Apple Cash security
In iOS 11.2 or later, iPadOS 13.1 or later, and watchOS 4.2 or later, Apple Cash can be used on an iPhone, iPad or Apple Watch to send, receive and request money from other users. When a user receives money, it’s added to an Apple Cash account that can be accessed in Apple Wallet or within Settings > Wallet & Apple Pay across any of the eligible devices the user has signed in with their Apple ID.

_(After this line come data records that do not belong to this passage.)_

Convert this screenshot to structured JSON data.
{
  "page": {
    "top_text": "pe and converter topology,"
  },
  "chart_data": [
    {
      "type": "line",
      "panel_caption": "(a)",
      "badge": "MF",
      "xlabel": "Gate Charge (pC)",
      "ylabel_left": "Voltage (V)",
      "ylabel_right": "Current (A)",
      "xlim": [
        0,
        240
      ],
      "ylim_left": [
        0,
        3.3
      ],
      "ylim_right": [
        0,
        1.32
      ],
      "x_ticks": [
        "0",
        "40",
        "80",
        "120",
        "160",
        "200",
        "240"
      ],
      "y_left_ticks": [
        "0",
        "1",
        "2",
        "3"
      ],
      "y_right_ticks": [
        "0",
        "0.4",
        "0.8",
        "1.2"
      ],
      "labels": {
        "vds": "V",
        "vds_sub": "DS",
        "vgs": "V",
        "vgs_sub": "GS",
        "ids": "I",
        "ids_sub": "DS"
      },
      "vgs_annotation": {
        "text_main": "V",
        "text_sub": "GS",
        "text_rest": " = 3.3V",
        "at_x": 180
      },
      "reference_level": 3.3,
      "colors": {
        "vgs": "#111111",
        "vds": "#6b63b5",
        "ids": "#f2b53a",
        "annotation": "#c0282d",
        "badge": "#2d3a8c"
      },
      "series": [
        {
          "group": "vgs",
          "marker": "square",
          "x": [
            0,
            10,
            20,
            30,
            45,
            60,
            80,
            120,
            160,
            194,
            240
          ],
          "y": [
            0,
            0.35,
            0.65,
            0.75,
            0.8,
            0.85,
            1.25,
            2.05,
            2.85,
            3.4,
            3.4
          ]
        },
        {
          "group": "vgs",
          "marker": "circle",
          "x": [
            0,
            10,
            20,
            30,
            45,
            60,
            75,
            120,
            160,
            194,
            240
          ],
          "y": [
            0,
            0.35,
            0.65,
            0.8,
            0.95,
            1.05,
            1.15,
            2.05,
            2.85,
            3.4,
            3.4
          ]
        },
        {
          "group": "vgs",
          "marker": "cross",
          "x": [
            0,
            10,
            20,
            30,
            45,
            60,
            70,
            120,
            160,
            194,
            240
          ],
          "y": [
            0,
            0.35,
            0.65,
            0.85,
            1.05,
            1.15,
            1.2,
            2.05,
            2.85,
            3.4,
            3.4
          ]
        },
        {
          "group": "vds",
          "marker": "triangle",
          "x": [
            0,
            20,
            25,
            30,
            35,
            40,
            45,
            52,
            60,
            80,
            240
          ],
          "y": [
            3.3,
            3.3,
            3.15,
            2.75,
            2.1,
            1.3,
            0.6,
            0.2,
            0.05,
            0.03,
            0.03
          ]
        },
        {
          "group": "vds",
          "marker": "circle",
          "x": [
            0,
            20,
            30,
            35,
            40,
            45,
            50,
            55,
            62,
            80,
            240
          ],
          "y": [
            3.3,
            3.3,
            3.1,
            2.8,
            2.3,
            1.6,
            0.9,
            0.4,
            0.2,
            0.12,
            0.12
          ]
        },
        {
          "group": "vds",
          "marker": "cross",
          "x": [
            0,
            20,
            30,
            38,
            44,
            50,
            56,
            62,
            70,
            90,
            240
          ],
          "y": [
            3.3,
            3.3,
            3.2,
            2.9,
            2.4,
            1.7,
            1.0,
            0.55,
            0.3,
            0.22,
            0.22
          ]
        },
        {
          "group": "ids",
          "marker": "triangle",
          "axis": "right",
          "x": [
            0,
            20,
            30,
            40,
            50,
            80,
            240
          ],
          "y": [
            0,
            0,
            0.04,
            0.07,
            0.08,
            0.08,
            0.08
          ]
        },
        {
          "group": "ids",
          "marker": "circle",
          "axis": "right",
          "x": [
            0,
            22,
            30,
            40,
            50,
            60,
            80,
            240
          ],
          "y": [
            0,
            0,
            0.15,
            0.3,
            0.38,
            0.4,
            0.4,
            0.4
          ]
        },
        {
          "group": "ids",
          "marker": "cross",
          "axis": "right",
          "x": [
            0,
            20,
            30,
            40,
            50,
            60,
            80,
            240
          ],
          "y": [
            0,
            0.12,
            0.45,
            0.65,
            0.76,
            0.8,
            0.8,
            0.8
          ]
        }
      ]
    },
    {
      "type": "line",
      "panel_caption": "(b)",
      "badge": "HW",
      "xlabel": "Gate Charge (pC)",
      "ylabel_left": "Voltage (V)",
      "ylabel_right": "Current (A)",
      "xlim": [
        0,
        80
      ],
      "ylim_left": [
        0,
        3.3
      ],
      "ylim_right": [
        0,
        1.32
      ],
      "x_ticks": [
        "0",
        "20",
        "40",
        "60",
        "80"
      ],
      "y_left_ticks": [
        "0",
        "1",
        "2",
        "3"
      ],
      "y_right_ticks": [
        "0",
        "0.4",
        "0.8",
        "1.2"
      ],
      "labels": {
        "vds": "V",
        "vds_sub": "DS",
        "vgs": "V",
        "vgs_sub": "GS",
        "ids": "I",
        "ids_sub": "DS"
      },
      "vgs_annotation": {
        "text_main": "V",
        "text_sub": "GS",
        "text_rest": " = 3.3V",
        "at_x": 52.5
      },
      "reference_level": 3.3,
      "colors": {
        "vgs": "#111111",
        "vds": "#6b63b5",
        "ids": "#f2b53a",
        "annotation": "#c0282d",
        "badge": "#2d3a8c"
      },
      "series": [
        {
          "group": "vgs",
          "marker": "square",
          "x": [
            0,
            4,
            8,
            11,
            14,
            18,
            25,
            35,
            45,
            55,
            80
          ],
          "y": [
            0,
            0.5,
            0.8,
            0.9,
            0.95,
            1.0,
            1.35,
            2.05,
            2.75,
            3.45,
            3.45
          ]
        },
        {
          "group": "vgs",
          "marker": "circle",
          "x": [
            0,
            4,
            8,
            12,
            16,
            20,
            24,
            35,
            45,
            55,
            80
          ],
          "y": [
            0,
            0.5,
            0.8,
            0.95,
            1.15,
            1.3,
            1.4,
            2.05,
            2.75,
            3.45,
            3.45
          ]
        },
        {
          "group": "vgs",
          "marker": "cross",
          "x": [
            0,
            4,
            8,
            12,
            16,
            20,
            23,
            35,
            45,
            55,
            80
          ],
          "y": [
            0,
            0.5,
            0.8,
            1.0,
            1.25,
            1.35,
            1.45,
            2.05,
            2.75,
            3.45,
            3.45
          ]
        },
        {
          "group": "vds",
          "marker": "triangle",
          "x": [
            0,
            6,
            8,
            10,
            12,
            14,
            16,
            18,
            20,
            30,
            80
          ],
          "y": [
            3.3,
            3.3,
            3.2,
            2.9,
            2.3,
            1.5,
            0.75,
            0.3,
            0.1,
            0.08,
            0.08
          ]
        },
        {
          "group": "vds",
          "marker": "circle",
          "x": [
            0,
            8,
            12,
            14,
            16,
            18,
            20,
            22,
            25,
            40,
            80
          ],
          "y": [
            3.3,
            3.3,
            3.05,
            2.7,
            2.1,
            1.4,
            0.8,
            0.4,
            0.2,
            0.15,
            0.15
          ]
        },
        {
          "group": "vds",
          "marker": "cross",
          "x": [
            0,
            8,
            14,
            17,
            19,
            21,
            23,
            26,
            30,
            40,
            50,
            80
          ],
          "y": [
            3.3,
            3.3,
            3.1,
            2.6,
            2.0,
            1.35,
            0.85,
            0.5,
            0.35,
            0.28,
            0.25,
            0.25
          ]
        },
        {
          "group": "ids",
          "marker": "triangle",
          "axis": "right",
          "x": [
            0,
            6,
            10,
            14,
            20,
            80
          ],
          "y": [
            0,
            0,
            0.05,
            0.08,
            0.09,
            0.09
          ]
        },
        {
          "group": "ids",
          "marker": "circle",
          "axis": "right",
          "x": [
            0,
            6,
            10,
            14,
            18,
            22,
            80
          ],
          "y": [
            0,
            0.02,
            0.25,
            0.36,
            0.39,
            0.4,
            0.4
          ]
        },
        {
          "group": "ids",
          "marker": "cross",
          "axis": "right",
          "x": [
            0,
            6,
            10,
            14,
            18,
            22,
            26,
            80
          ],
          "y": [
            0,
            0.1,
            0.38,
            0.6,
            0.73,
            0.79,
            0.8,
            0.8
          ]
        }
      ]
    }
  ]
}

In iOS 14, iPadOS 14 and watchOS 7, the organiser of an iCloud family who has verified their identity with Apple Cash can enable Apple Cash for their family members under the age of 18. Optionally, the organiser can restrict the money sending capabilities of these users to family members only or contacts only. If the family member under the age of 18 goes through an Apple ID account recovery, the organiser of the family must manually re-enable the Apple Cash card for that user. If the family member under the age of 18 is no longer part of the iCloud family, their Apple Cash balance is automatically transferred to the organiser’s account.
When the user sets up Apple Cash, the same information as when the user adds a credit or debit card may be shared with our partner bank Green Dot Bank and with Apple Payments Inc., a wholly owned subsidiary created to protect the user’s privacy by storing and processing information separately from the rest of Apple and in a way that the rest of Apple doesn’t know. This information is used only for troubleshooting, fraud prevention and regulatory purposes.
Using Apple Cash in iMessage
To use person-to-person payments and Apple Cash, a user must be signed in to their iCloud account on an Apple Cash–compatible device and have two-factor authentication set up on the iCloud account. Money requests and transfers between users are initiated from within the Messages app or by asking Siri. When a user attempts to send money, iMessage displays the Apple Pay sheet. The Apple Cash balance is always used first. If necessary, additional funds are drawn from a second credit or debit card the user has added to Apple Wallet.
Using Apple Cash in shops, apps and on the web
The Apple Cash card in Apple Wallet can be used with Apple Pay to make payments in shops, in apps and on the web. Money in the Apple Cash account can also be transferred to a bank account. In addition to money being received from another user, money can be added to the Apple Cash account from a debit or pre-paid card in Apple Wallet.
Apple Payments Inc. stores and may use, the user’s transaction data for troubleshooting, fraud prevention and regulatory purposes once a transaction is completed. The rest of Apple doesn’t know who the user sent money to, received money from or where the user made a purchase with their Apple Cash card.
When the user sends money with Apple Pay, adds money to an Apple Cash account or transfers money to a bank account, a call is made to the Apple Pay servers to obtain a cryptographic anti-replay value, which is similar to the value returned for Apple Pay within apps. The anti-replay value, along with other transaction data, is passed to the Secure Element to compute a payment signature. The signature is returned to the Apple Pay servers. The authentication, integrity and correctness of the transaction are verified through the payment signature and the anti-replay value by Apple Pay servers. Money transfer is then initiated and the user is notified of a completed transaction.
If the transaction involves:
A debit card for adding money to Apple Cash
Providing supplemental money if the Apple Cash balance is insufficient
An encrypted payment credential is also produced and sent to Apple Pay servers, similar to how Apple Pay works within apps and websites.
After the balance of the Apple Cash account exceeds a certain amount or if unusual activity is detected, the user is prompted to verify their identity. Information provided to verify the user’s identity — such as social security number or answers to questions (for example, to confirm a street name the user lived on previously) — is securely transmitted to the Apple partner and encrypted using their key. Apple can’t decrypt this data. The user is prompted to verify their identity again if they perform an Apple ID account recovery, before regaining access to their Apple Cash balance.